Difference between 1 LSTM with num_layers = 2 and 2 LSTMs in pytorch

user3828311 picture user3828311 · Mar 11, 2018 · Viewed 10.7k times · Source

I am new to deep learning and currently working on using LSTMs for language modeling. I was looking at the pytorch documentation and was confused by it.

If I create a

nn.LSTM(input_size, hidden_size, num_layers) 

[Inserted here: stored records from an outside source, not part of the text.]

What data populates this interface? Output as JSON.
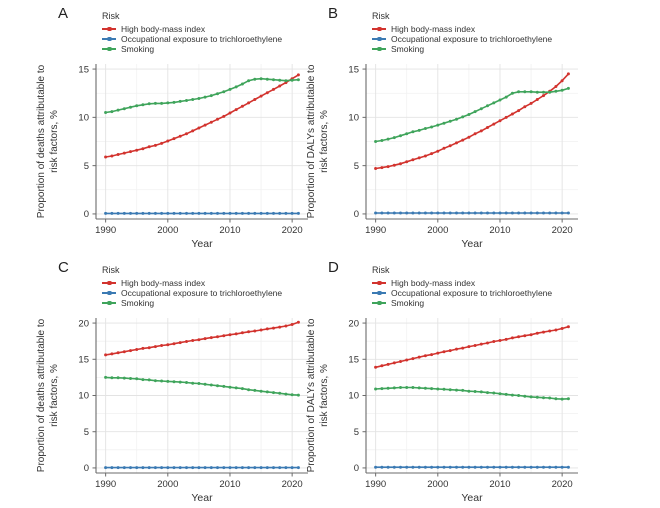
{
  "figure": {
    "background": "#ffffff"
  },
  "colors": {
    "red": "#d2332e",
    "blue": "#3b7ab3",
    "green": "#3fa45b",
    "grid_major": "#e3e3e3",
    "grid_minor": "#f1f1f1",
    "axis": "#6b6b6b",
    "text": "#333333"
  },
  "legend": {
    "title": "Risk",
    "position": "top",
    "entries": [
      {
        "label": "High body-mass index",
        "color": "red"
      },
      {
        "label": "Occupational exposure to trichloroethylene",
        "color": "blue"
      },
      {
        "label": "Smoking",
        "color": "green"
      }
    ]
  },
  "years": [
    1990,
    1991,
    1992,
    1993,
    1994,
    1995,
    1996,
    1997,
    1998,
    1999,
    2000,
    2001,
    2002,
    2003,
    2004,
    2005,
    2006,
    2007,
    2008,
    2009,
    2010,
    2011,
    2012,
    2013,
    2014,
    2015,
    2016,
    2017,
    2018,
    2019,
    2020,
    2021
  ],
  "chart_data": [
    {
      "type": "line",
      "letter": "A",
      "ylabel_line1": "Proportion of deaths attributable to",
      "ylabel_line2": "risk factors, %",
      "xlabel": "Year",
      "ylim": [
        0,
        15
      ],
      "yticks": [
        0,
        5,
        10,
        15
      ],
      "xticks": [
        1990,
        2000,
        2010,
        2020
      ],
      "grid": true,
      "series": [
        {
          "name": "High body-mass index",
          "color": "red",
          "values": [
            5.9,
            6.0,
            6.15,
            6.3,
            6.45,
            6.6,
            6.75,
            6.95,
            7.1,
            7.3,
            7.55,
            7.8,
            8.05,
            8.3,
            8.6,
            8.9,
            9.2,
            9.5,
            9.8,
            10.1,
            10.45,
            10.8,
            11.15,
            11.5,
            11.85,
            12.2,
            12.55,
            12.9,
            13.25,
            13.6,
            14.0,
            14.4
          ]
        },
        {
          "name": "Occupational exposure to trichloroethylene",
          "color": "blue",
          "values": [
            0.05,
            0.05,
            0.05,
            0.05,
            0.05,
            0.05,
            0.05,
            0.05,
            0.05,
            0.05,
            0.05,
            0.05,
            0.05,
            0.05,
            0.05,
            0.05,
            0.05,
            0.05,
            0.05,
            0.05,
            0.05,
            0.05,
            0.05,
            0.05,
            0.05,
            0.05,
            0.05,
            0.05,
            0.05,
            0.05,
            0.05,
            0.05
          ]
        },
        {
          "name": "Smoking",
          "color": "green",
          "values": [
            10.5,
            10.6,
            10.75,
            10.9,
            11.05,
            11.2,
            11.3,
            11.4,
            11.45,
            11.45,
            11.5,
            11.55,
            11.65,
            11.75,
            11.85,
            11.95,
            12.1,
            12.25,
            12.45,
            12.65,
            12.9,
            13.15,
            13.45,
            13.8,
            13.95,
            14.0,
            13.95,
            13.9,
            13.85,
            13.8,
            13.85,
            13.9
          ]
        }
      ]
    },
    {
      "type": "line",
      "letter": "B",
      "ylabel_line1": "Proportion of DALYs attributable to",
      "ylabel_line2": "risk factors, %",
      "xlabel": "Year",
      "ylim": [
        0,
        15
      ],
      "yticks": [
        0,
        5,
        10,
        15
      ],
      "xticks": [
        1990,
        2000,
        2010,
        2020
      ],
      "grid": true,
      "series": [
        {
          "name": "High body-mass index",
          "color": "red",
          "values": [
            4.7,
            4.8,
            4.9,
            5.05,
            5.2,
            5.4,
            5.6,
            5.8,
            6.0,
            6.25,
            6.5,
            6.8,
            7.05,
            7.35,
            7.65,
            7.95,
            8.3,
            8.6,
            8.95,
            9.3,
            9.65,
            10.0,
            10.35,
            10.7,
            11.1,
            11.45,
            11.85,
            12.25,
            12.7,
            13.2,
            13.8,
            14.5
          ]
        },
        {
          "name": "Occupational exposure to trichloroethylene",
          "color": "blue",
          "values": [
            0.1,
            0.1,
            0.1,
            0.1,
            0.1,
            0.1,
            0.1,
            0.1,
            0.1,
            0.1,
            0.1,
            0.1,
            0.1,
            0.1,
            0.1,
            0.1,
            0.1,
            0.1,
            0.1,
            0.1,
            0.1,
            0.1,
            0.1,
            0.1,
            0.1,
            0.1,
            0.1,
            0.1,
            0.1,
            0.1,
            0.1,
            0.1
          ]
        },
        {
          "name": "Smoking",
          "color": "green",
          "values": [
            7.5,
            7.6,
            7.75,
            7.9,
            8.1,
            8.3,
            8.5,
            8.65,
            8.85,
            9.0,
            9.2,
            9.4,
            9.6,
            9.8,
            10.05,
            10.3,
            10.6,
            10.9,
            11.2,
            11.5,
            11.8,
            12.1,
            12.5,
            12.65,
            12.65,
            12.65,
            12.6,
            12.6,
            12.6,
            12.7,
            12.8,
            13.0
          ]
        }
      ]
    },
    {
      "type": "line",
      "letter": "C",
      "ylabel_line1": "Proportion of deaths attributable to",
      "ylabel_line2": "risk factors, %",
      "xlabel": "Year",
      "ylim": [
        0,
        20
      ],
      "yticks": [
        0,
        5,
        10,
        15,
        20
      ],
      "xticks": [
        1990,
        2000,
        2010,
        2020
      ],
      "grid": true,
      "series": [
        {
          "name": "High body-mass index",
          "color": "red",
          "values": [
            15.6,
            15.75,
            15.9,
            16.05,
            16.2,
            16.35,
            16.5,
            16.6,
            16.75,
            16.9,
            17.0,
            17.15,
            17.3,
            17.45,
            17.6,
            17.7,
            17.85,
            18.0,
            18.1,
            18.25,
            18.4,
            18.5,
            18.65,
            18.8,
            18.9,
            19.05,
            19.2,
            19.3,
            19.45,
            19.6,
            19.8,
            20.1
          ]
        },
        {
          "name": "Occupational exposure to trichloroethylene",
          "color": "blue",
          "values": [
            0.05,
            0.05,
            0.05,
            0.05,
            0.05,
            0.05,
            0.05,
            0.05,
            0.05,
            0.05,
            0.05,
            0.05,
            0.05,
            0.05,
            0.05,
            0.05,
            0.05,
            0.05,
            0.05,
            0.05,
            0.05,
            0.05,
            0.05,
            0.05,
            0.05,
            0.05,
            0.05,
            0.05,
            0.05,
            0.05,
            0.05,
            0.05
          ]
        },
        {
          "name": "Smoking",
          "color": "green",
          "values": [
            12.5,
            12.45,
            12.45,
            12.4,
            12.35,
            12.3,
            12.2,
            12.15,
            12.05,
            12.0,
            11.95,
            11.9,
            11.85,
            11.8,
            11.7,
            11.65,
            11.55,
            11.45,
            11.35,
            11.25,
            11.15,
            11.05,
            10.95,
            10.8,
            10.7,
            10.6,
            10.5,
            10.4,
            10.3,
            10.2,
            10.1,
            10.05
          ]
        }
      ]
    },
    {
      "type": "line",
      "letter": "D",
      "ylabel_line1": "Proportion of DALYs attributable to",
      "ylabel_line2": "risk factors, %",
      "xlabel": "Year",
      "ylim": [
        0,
        20
      ],
      "yticks": [
        0,
        5,
        10,
        15,
        20
      ],
      "xticks": [
        1990,
        2000,
        2010,
        2020
      ],
      "grid": true,
      "series": [
        {
          "name": "High body-mass index",
          "color": "red",
          "values": [
            13.9,
            14.1,
            14.3,
            14.5,
            14.7,
            14.9,
            15.1,
            15.3,
            15.5,
            15.65,
            15.85,
            16.05,
            16.2,
            16.4,
            16.55,
            16.75,
            16.9,
            17.1,
            17.25,
            17.45,
            17.6,
            17.75,
            17.95,
            18.1,
            18.25,
            18.4,
            18.6,
            18.75,
            18.9,
            19.05,
            19.25,
            19.5
          ]
        },
        {
          "name": "Occupational exposure to trichloroethylene",
          "color": "blue",
          "values": [
            0.1,
            0.1,
            0.1,
            0.1,
            0.1,
            0.1,
            0.1,
            0.1,
            0.1,
            0.1,
            0.1,
            0.1,
            0.1,
            0.1,
            0.1,
            0.1,
            0.1,
            0.1,
            0.1,
            0.1,
            0.1,
            0.1,
            0.1,
            0.1,
            0.1,
            0.1,
            0.1,
            0.1,
            0.1,
            0.1,
            0.1,
            0.1
          ]
        },
        {
          "name": "Smoking",
          "color": "green",
          "values": [
            10.9,
            10.95,
            11.0,
            11.05,
            11.1,
            11.1,
            11.1,
            11.05,
            11.0,
            10.95,
            10.9,
            10.85,
            10.8,
            10.75,
            10.7,
            10.6,
            10.55,
            10.5,
            10.4,
            10.35,
            10.25,
            10.15,
            10.05,
            10.0,
            9.9,
            9.8,
            9.75,
            9.7,
            9.65,
            9.55,
            9.5,
            9.55
          ]
        }
      ]
    }
  ]
}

where hidden_size = 4 and num_layers = 2, I think I will have an architecture something like:

op0    op1 ....
LSTM -> LSTM -> h3
LSTM -> LSTM -> h2
LSTM -> LSTM -> h1
LSTM -> LSTM -> h0
x0     x1 .....

If I do something like

nn.LSTM(input_size, hidden_size, 1)
nn.LSTM(input_size, hidden_size, 1)

I think the network architecture will look exactly like above. Am I wrong? And if yes, what is the difference between these two?

Answer

Wasi Ahmad picture Wasi Ahmad · Mar 12, 2018

The multi-layer LSTM is better known as stacked LSTM where multiple layers of LSTM are stacked on top of each other.

Your understanding is correct. The following two definitions of stacked LSTM are same.

nn.LSTM(input_size, hidden_size, 2)

and

nn.Sequential(OrderedDict([
    ('LSTM1', nn.LSTM(input_size, hidden_size, 1),
    ('LSTM2', nn.LSTM(hidden_size, hidden_size, 1)
]))

Here, the input is feed into the lowest layer of LSTM and then the output of the lowest layer is forwarded to the next layer and so on so forth. Please note, the output size of the lowest LSTM layer and the rest of the LSTM layer's input size is hidden_size.

However, you may have seen people defined stacked LSTM in the following way:

rnns = nn.ModuleList()
for i in range(nlayers):
    input_size = input_size if i == 0 else hidden_size
    rnns.append(nn.LSTM(input_size, hidden_size, 1))

The reason people sometimes use the above approach is that if you create a stacked LSTM using the first two approaches, you can't get the hidden states of each individual layer. Check out what LSTM returns in PyTorch.

So, if you want to have the intermedia layer's hidden states, you have to declare each individual LSTM layer as a single LSTM and run through a loop to mimic the multi-layer LSTM operations. For example:

outputs = []
for i in range(nlayers):
    if i != 0:
        sent_variable = F.dropout(sent_variable, p=0.2, training=True)
    output, hidden = rnns[i](sent_variable)
    outputs.append(output)
    sent_variable = output

In the end, outputs will contain all the hidden states of each individual LSTM layer.